Der vorliegende Band ist eine Dokumentation der Vorträge, die auf den beiden Symposien der Internationalen Assoziation von Philosophinnen (e.V) (IAPH) in Würzburg 1980 und Zürich 1982 gehalten wurden. Der Aufsatz von Hannelore Schröder und die beiden Gedichte von Elfriede Huber-Abrahamovicz sind aufgenommen, da sie zum Vortrag vorgesehen, die beiden Autorinnen aber verhindert waren. Der Würzburger Vortrag von Ursula Menzer erscheint hier nicht, da er bereits in der ersten Publikation der Internationalen Assoziation von Philosophinnen, im Jahrbuch I, VON WEGEN INS 3. JAHRTAUSEND, Verlag Tamagnini, Mainz 1982, abgedruckt ist. Einigen Vorträgen folgt eine von den Autorinnen redigierte Kurzfassung der Diskussion, die dem jeweiligen Vortrag folgte. Nicht alle Diskussionen in Zürich konnten auf Band aufgenommen werden. Die mühsame Arbeit der Tonband-Transkription leisteten Brigitte Buchmann und Urs Schällibaum.
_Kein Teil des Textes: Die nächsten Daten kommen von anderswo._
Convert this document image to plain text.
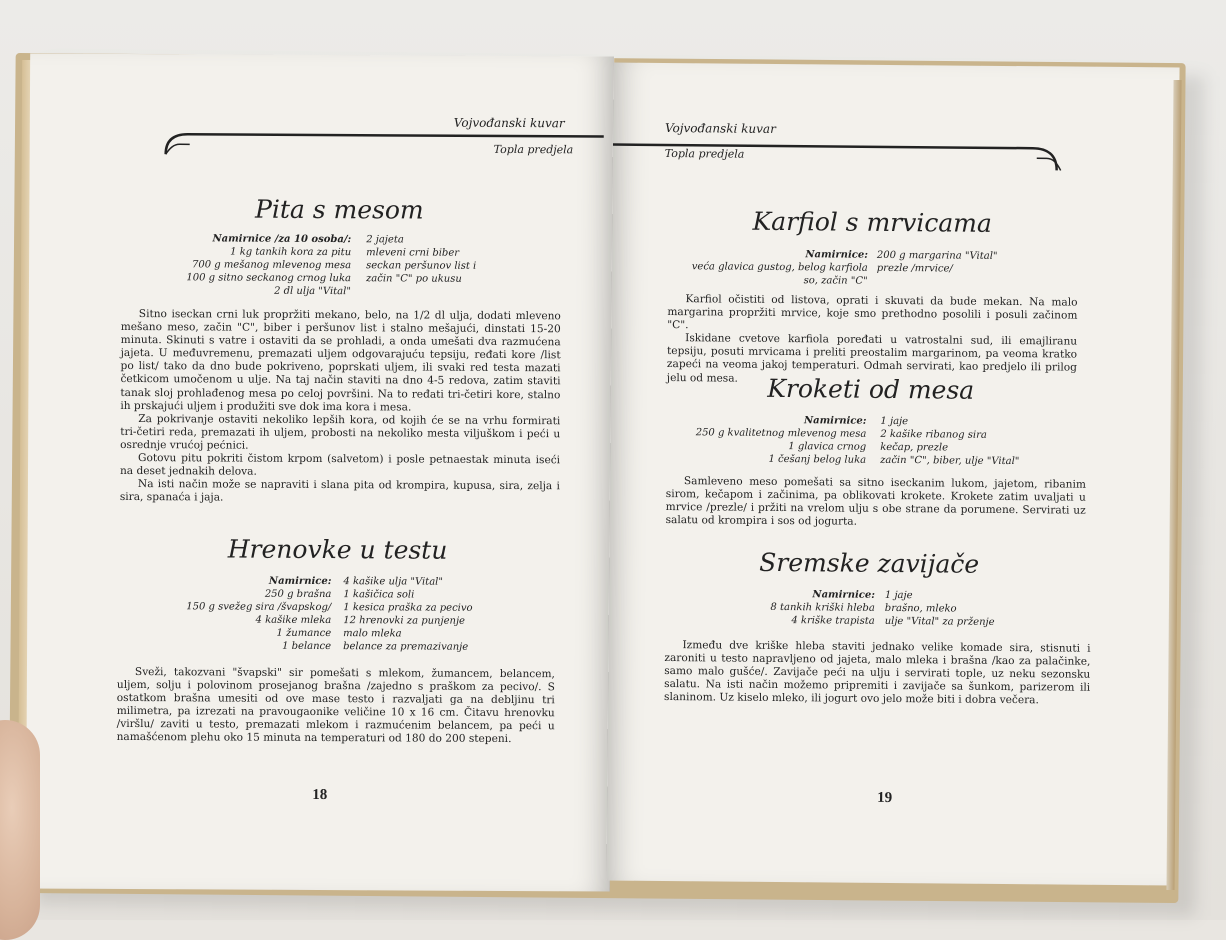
Vojvođanski kuvar
Topla predjela
Pita s mesom
Namirnice /za 10 osoba/:
1 kg tankih kora za pitu
700 g mešanog mlevenog mesa
100 g sitno seckanog crnog luka
2 dl ulja "Vital"
2 jajeta
mleveni crni biber
seckan peršunov list i
začin "C" po ukusu

Sitno iseckan crni luk propržiti mekano, belo, na 1/2 dl ulja, dodati mleveno mešano meso, začin "C", biber i peršunov list i stalno mešajući, dinstati 15-20 minuta. Skinuti s vatre i ostaviti da se prohladi, a onda umešati dva razmućena jajeta. U međuvremenu, premazati uljem odgovarajuću tepsiju, ređati kore /list po list/ tako da dno bude pokriveno, poprskati uljem, ili svaki red testa mazati četkicom umočenom u ulje. Na taj način staviti na dno 4-5 redova, zatim staviti tanak sloj prohlađenog mesa po celoj površini. Na to ređati tri-četiri kore, stalno ih prskajući uljem i produžiti sve dok ima kora i mesa.

Za pokrivanje ostaviti nekoliko lepših kora, od kojih će se na vrhu formirati tri-četiri reda, premazati ih uljem, probosti na nekoliko mesta viljuškom i peći u osrednje vrućoj pećnici.

Gotovu pitu pokriti čistom krpom (salvetom) i posle petnaestak minuta iseći na deset jednakih delova.

Na isti način može se napraviti i slana pita od krompira, kupusa, sira, zelja i sira, spanaća i jaja.

Hrenovke u testu
Namirnice:
250 g brašna
150 g svežeg sira /švapskog/
4 kašike mleka
1 žumance
1 belance
4 kašike ulja "Vital"
1 kašičica soli
1 kesica praška za pecivo
12 hrenovki za punjenje
malo mleka
belance za premazivanje

Sveži, takozvani "švapski" sir pomešati s mlekom, žumancem, belancem, uljem, solju i polovinom prosejanog brašna /zajedno s praškom za pecivo/. S ostatkom brašna umesiti od ove mase testo i razvaljati ga na debljinu tri milimetra, pa izrezati na pravougaonike veličine 10 x 16 cm. Čitavu hrenovku /viršlu/ zaviti u testo, premazati mlekom i razmućenim belancem, pa peći u namašćenom plehu oko 15 minuta na temperaturi od 180 do 200 stepeni.

18
Vojvođanski kuvar
Topla predjela
Karfiol s mrvicama
Namirnice:
veća glavica gustog, belog karfiola
so, začin "C"
200 g margarina "Vital"
prezle /mrvice/

Karfiol očistiti od listova, oprati i skuvati da bude mekan. Na malo margarina propržiti mrvice, koje smo prethodno posolili i posuli začinom "C".

Iskidane cvetove karfiola poređati u vatrostalni sud, ili emajliranu tepsiju, posuti mrvicama i preliti preostalim margarinom, pa veoma kratko zapeći na veoma jakoj temperaturi. Odmah servirati, kao predjelo ili prilog jelu od mesa.	Kroketi od mesa
Namirnice:
250 g kvalitetnog mlevenog mesa
1 glavica crnog
1 češanj belog luka
1 jaje
2 kašike ribanog sira
kečap, prezle
začin "C", biber, ulje "Vital"

Samleveno meso pomešati sa sitno iseckanim lukom, jajetom, ribanim sirom, kečapom i začinima, pa oblikovati krokete. Krokete zatim uvaljati u mrvice /prezle/ i pržiti na vrelom ulju s obe strane da porumene. Servirati uz salatu od krompira i sos od jogurta.

Sremske zavijače
Namirnice:
8 tankih kriški hleba
4 kriške trapista
1 jaje
brašno, mleko
ulje "Vital" za prženje

Između dve kriške hleba staviti jednako velike komade sira, stisnuti i zaroniti u testo napravljeno od jajeta, malo mleka i brašna /kao za palačinke, samo malo gušće/. Zavijače peći na ulju i servirati tople, uz neku sezonsku salatu. Na isti način možemo pripremiti i zavijače sa šunkom, parizerom ili slaninom. Uz kiselo mleko, ili jogurt ovo jelo može biti i dobra večera.

19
Die beiden hier dokumentierten Symposien konnten nur zustande kommen, weil viele Helferinnen und Helfer mitgewirkt haben. Ihnen allen sei hier gedankt: den Vorstandsmitgliederinnen der IAPH, und für Würzburg außerdem Wiebke Schrader und Christa Schneider; für Zürich Myrtha Meuli und Kurt Weisshaupt (Organisation); Marie-Claude Bétrix und Eraldo Consolascio (Plakate); Franz Züsli-Niscosi (Universitätssekretariat). Finanziell wurde das Zürcher Symposion unterstützt von der Schweizerischen Geisteswissenschaftlichen Gesellschaft (Schweizerische Akademie der Geisteswissenschaften), dem Migros-Genossenschafts-Bund und dem Schweizer Verband der Akademikerinnen. Egon Ammann und Marie-Luise Flammersfeld verdanken wir die spontane Aufnahme dieser Dokumentation ins Verlagsprogramm des Ammann Verlags.
Für alle Unterstützung und Sympathie, die auch unsere weitere Arbeit möglich macht, sagen wir Dank.